I’ll start with something firm and tangible.

I had an interview on Friday. If you might remember, this was rescheduled from Wednesday, because it was a Skype interview and we could not get it working. Or they couldn’t. Or the network just sucked.


This meant it took over my life for a much longer than it might have, because there was the anticipation for the Wednesday interview already and then it stretched on for 2 days. Then the recovery.

It seems somewhat ridiculous to have my life so disrupted over an even that took less than an hour, but then I realize that it is an interview about living in another country and maintaining a relationship with a child who is not actually mine.

It’s kind of a big deal.

So I am glad it’s done and over with, while recognizing that at each step of the way, I am going to be thrown off balance. These are just hard things.

Meanwhile, I feel like I am able to process better and to understand what is going on within social interactions better. I feel like I can understand the information I am taking in about the other person better, and I am also able to understand information I am getting about myself better. I know somewhat more what it all means and it makes me more able to navigate it.

One piece of this is simply about what I know: that I didn’t know how some people cope with shame in some situations. This might be how I have coped with shame in some situations: it isn’t about judgment. It’s just about having a comprehensible world.

People feel ashamed sometimes and attack. Shame is about hierarchy and about being faced with aggression. It may not seem like it ought to be so, but at some basic, animal way it is. Feelings of shame are feelings of submission and they are instinctive responses to perceptions that one has violated social hierarchies.

So some people feel shame, perceive the threat, and instead of engaging in a submissive display, launch some kind of aggressive attack. It seems to happen suddenly and often doesn’t quite make sense, and the recipient is left feeling very confused about what happened and why. Why was I just criticized or belittled or blamed?

Or even why do I suddenly feel I did something wrong when I can’t actually point to any wrongdoing. There is this emotional sleight-of-hand about it, where it has all occurred so far out of everyone’s awareness that neither the attacker or the recipient know what is going on or why they feel the way they do.

This happens sometimes with my friend, and I wish I could remember. But this morning there was this situation with one of the dogs. There are two dogs–these are her daughter’s dogs and her dog has gone on a vacation to Europe for several weeks.

My friend does not particularly like dogs and she feels periodically resentful about having them in her house for so long.

That said, one of the dogs has a habit of wanting to go out and then barking as if to be let in but not coming in. I have come to the conclusion that she wants someone to come out at these times. She is not a big barker. It’s just one bark. Pause for two or three minutes. Another single bark if no one comes. The third time, she is likely to scratch at the door, and that’s not good because it’s a somewhat historic house and the back door is old and beautiful.

The dog was doing that this morning. Repeatedly. And my friend was getting annoyed about it. It is kind of an annoying thing for her to be doing. However, it’s a two-story house. My friend’s bedroom and study are upstairs. My bedroom is downstairs, and quite close to the door. I actually have a door to the backyard in my room.

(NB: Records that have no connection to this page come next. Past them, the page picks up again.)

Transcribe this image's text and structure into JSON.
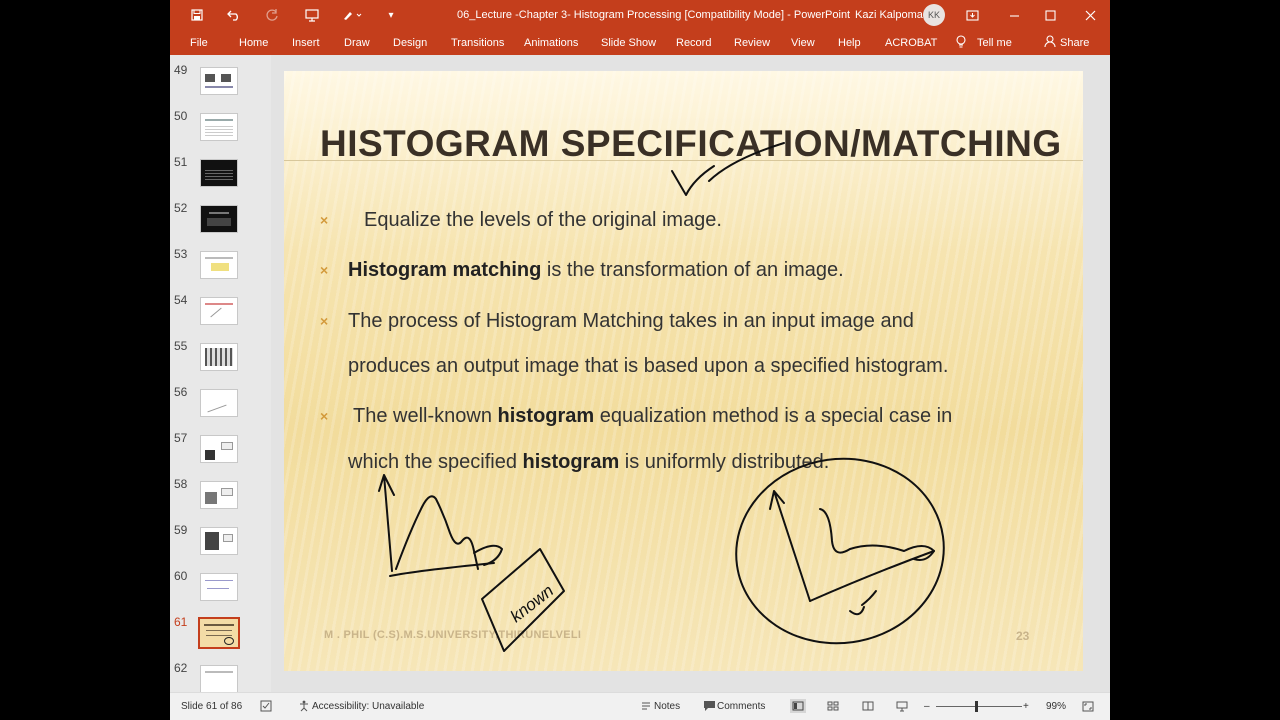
{
  "app": {
    "title": "06_Lecture -Chapter 3- Histogram Processing [Compatibility Mode]  -  PowerPoint",
    "user_name": "Kazi Kalpoma",
    "user_initials": "KK"
  },
  "quick_access": {
    "save_icon": "save-icon",
    "undo_icon": "undo-icon",
    "redo_icon": "redo-icon",
    "present_icon": "present-icon",
    "pen_icon": "pen-icon",
    "customize_icon": "customize-icon"
  },
  "ribbon": {
    "tabs": [
      "File",
      "Home",
      "Insert",
      "Draw",
      "Design",
      "Transitions",
      "Animations",
      "Slide Show",
      "Record",
      "Review",
      "View",
      "Help",
      "ACROBAT"
    ],
    "tell_me": "Tell me",
    "share": "Share"
  },
  "thumbnails": {
    "numbers": [
      "49",
      "50",
      "51",
      "52",
      "53",
      "54",
      "55",
      "56",
      "57",
      "58",
      "59",
      "60",
      "61",
      "62"
    ],
    "selected": "61"
  },
  "slide": {
    "title": "HISTOGRAM SPECIFICATION/MATCHING",
    "bullet_1": "Equalize the levels of the original image.",
    "bullet_2_bold": "Histogram matching",
    "bullet_2_rest": " is the transformation of an image.",
    "bullet_3_line1": "The process of Histogram Matching takes in an input image and",
    "bullet_3_line2": "produces an output image that is based upon a specified histogram.",
    "bullet_4_pre": "The well-known ",
    "bullet_4_bold": "histogram",
    "bullet_4_post": " equalization method is a special case in",
    "bullet_4_line2_pre": "which the specified ",
    "bullet_4_line2_bold": "histogram",
    "bullet_4_line2_post": " is uniformly distributed.",
    "footer": "M . PHIL (C.S).M.S.UNIVERSITY,THIRUNELVELI",
    "page_number": "23",
    "handwritten_label": "known"
  },
  "status": {
    "slide_counter": "Slide 61 of 86",
    "accessibility": "Accessibility: Unavailable",
    "notes": "Notes",
    "comments": "Comments",
    "zoom_minus": "–",
    "zoom_plus": "+",
    "zoom": "99%"
  },
  "colors": {
    "accent": "#c43e1c",
    "bullet": "#d39a3b"
  }
}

It’s not really a big deal for me to keep going to the door to see what this weird dog wants. But my friend kept coming downstairs to attend to the dog. She does not actually need to do anything, but it’s unbearable for her to hear the dog bark.

I tried to explain that she does not need to come downstairs in a rather round-about way, by explaining that actually my door is open and the dog is free to come and go as she pleases. Her bark at a different door does not indicate any great need.

So the last time my friend came down she said something about closing the door to my room so that the dog could not come out. I asked, quite directly, “Why would you want to do that?”

“Because she goes out through your door and then barks at the door to be let in.”

I did not say, “If she wants to go out, and the door is closed, she will bark both to be let out and to be let in.” But I thought that.

I just went quiet and reflected that my friend cannot stand the sound of the dog barking–it is probably all of that doggy longing and need that is so unbearable to hear and not the fact that it is an annoying noise. She is responding to her shame about not being able to bear it by indirectly blaming me–the dog is barking to be let in, because I let her out. Her discomfort about the dog must be my fault. She is responding to an attack on her and a judgment about being unable to bear the sound of the dog barking that has not actually come. All my friend knows is she feels she has to make the dog stop barking somehow. And it turns out that this isn’t possible.

Three months ago, I don’t think I could have processed all of that. I couldn’t have slowed things down in my mind enough to recognize I suddenly feel bad, wonder why I feel bad, understand what the person next to me might be feeling that relates to my bad feelings.

I wouldn’t have walked away feeling angry, knowing why I felt angry, and also able to decide to let it go and know why I was making that decision.

So I guess I feel glad to see some progress in myself. It’s not the progress I necessarily expected. But it’s something.